Profesor Sir Nilesh Samani, dari BHF
Algoritma ini mempunyai potensi untuk membuat perawatan darurat lebih efisien dan efektif, dengan secara cepat mengidentifikasi pasien yang aman untuk pulang, dan dengan menyoroti kepada dokter siapa saja yang perlu tinggal di rumah sakit untuk pemeriksaan lebih lanjut, demikian temuan yang ditunjukkan.
Profesor Sir Nilesh Samani, direktur medis BHF, mengatakan: “Nyeri dada adalah salah satu alasan paling umum orang datang ke unit gawat darurat.
“Dokter di seluruh dunia menghadapi tantangan setiap hari dalam memisahkan pasien yang rasa sakitnya disebabkan oleh serangan jantung dan pasien yang rasa sakitnya disebabkan oleh hal yang tidak terlalu serius.
“CoDE-ACS, yang dikembangkan menggunakan ilmu data dan AI terkini, memiliki potensi untuk mengendalikan atau menyingkirkan serangan jantung dengan lebih akurat dibandingkan pendekatan yang ada saat ini.
“Hal ini dapat membawa perubahan bagi unit gawat darurat, mempersingkat waktu yang dibutuhkan untuk membuat diagnosis, dan jauh lebih baik bagi pasien.”
Standar emas saat ini untuk mendiagnosis serangan jantung adalah mengukur kadar protein troponin dalam darah.
Namun, karena ambang batas yang sama digunakan untuk setiap pasien, faktor-faktor seperti usia, jenis kelamin, dan masalah kesehatan lain yang mempengaruhi kadar troponin tidak diperhitungkan.
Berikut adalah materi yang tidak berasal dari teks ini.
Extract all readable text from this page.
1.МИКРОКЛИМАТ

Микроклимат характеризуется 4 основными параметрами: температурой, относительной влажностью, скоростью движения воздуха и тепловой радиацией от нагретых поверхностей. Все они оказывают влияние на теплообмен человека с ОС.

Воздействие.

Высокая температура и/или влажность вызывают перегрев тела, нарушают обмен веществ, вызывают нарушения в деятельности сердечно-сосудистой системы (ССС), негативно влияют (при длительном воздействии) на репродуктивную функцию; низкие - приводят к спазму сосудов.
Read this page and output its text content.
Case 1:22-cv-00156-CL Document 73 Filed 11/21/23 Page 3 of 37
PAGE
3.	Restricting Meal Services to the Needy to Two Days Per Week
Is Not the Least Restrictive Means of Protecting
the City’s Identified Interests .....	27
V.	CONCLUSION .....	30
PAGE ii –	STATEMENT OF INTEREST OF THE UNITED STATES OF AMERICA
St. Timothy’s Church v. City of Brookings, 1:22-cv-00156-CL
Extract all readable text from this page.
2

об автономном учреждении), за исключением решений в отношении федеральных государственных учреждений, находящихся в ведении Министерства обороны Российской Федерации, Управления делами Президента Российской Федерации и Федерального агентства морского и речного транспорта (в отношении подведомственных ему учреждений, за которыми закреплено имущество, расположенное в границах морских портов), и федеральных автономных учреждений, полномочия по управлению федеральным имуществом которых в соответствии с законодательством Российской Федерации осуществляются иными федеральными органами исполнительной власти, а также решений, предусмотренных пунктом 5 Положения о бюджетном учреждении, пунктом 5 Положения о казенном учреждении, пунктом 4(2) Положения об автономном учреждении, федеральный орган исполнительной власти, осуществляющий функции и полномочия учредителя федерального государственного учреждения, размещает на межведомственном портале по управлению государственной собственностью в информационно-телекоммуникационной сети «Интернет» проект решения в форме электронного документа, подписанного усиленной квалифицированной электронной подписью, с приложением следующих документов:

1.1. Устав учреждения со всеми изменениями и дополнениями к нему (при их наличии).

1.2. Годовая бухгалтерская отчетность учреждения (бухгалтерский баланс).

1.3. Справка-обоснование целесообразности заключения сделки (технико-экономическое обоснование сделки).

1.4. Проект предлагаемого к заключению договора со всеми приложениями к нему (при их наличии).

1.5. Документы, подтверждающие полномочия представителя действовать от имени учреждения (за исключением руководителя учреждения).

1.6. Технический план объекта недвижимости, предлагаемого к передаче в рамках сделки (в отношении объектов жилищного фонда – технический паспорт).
Hal ini dapat mempengaruhi keakuratan diagnosis serangan jantung, sehingga berpotensi menimbulkan disparitas diagnosis.
Misalnya, penelitian sebelumnya yang didanai BHF menunjukkan bahwa perempuan 50% lebih mungkin menerima diagnosis awal yang salah.
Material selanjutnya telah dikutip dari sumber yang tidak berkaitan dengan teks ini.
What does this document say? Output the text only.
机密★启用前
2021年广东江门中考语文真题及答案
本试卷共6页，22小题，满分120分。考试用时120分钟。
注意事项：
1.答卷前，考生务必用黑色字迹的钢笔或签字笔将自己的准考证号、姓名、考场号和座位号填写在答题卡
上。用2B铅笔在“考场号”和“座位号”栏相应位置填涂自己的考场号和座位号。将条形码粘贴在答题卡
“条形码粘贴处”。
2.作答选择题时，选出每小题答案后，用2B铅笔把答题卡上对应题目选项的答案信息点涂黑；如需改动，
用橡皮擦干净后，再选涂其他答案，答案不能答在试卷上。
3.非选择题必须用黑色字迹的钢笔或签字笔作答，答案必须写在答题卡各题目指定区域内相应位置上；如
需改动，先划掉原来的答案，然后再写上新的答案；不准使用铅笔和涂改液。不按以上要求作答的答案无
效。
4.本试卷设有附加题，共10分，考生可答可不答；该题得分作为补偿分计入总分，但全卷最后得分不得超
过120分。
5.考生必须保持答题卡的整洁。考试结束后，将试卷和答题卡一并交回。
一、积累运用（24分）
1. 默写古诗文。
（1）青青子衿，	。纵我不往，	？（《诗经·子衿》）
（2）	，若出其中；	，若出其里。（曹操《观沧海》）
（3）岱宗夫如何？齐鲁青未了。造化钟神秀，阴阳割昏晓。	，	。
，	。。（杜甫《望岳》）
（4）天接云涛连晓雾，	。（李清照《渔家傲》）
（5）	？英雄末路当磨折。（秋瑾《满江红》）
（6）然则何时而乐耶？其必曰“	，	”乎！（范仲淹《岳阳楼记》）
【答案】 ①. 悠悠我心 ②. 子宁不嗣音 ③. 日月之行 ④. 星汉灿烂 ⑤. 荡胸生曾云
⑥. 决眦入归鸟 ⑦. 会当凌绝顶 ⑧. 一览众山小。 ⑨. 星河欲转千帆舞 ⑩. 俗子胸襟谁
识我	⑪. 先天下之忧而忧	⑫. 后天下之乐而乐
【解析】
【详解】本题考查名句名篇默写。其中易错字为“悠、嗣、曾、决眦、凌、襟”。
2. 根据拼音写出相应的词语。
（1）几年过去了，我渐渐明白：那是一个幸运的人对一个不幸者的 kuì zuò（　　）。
Sementara data menunjukkan bahwa orang yang salah diagnosis pada awalnya memiliki risiko kematian 70% lebih tinggi setelah 30 hari.
Para peneliti mengatakan algoritma baru ini adalah peluang untuk mencegah hal ini.
CoDE-ACS dikembangkan menggunakan data dari 10.038 pasien di Skotlandia yang tiba di rumah sakit dengan dugaan serangan jantung.
Analisis ini menggunakan informasi pasien yang dikumpulkan secara rutin, seperti usia, jenis kelamin, temuan EKG dan riwayat kesehatan, serta tingkat troponin, untuk memprediksi kemungkinan seseorang terkena serangan jantung.
Hasilnya adalah skor probabilitas dari 0 hingga 100 untuk setiap pasien.
Penelitian yang diterbitkan dalam jurnal Nature Medicine ini didanai oleh British Heart Foundation dan National Institute for Health and Care Research.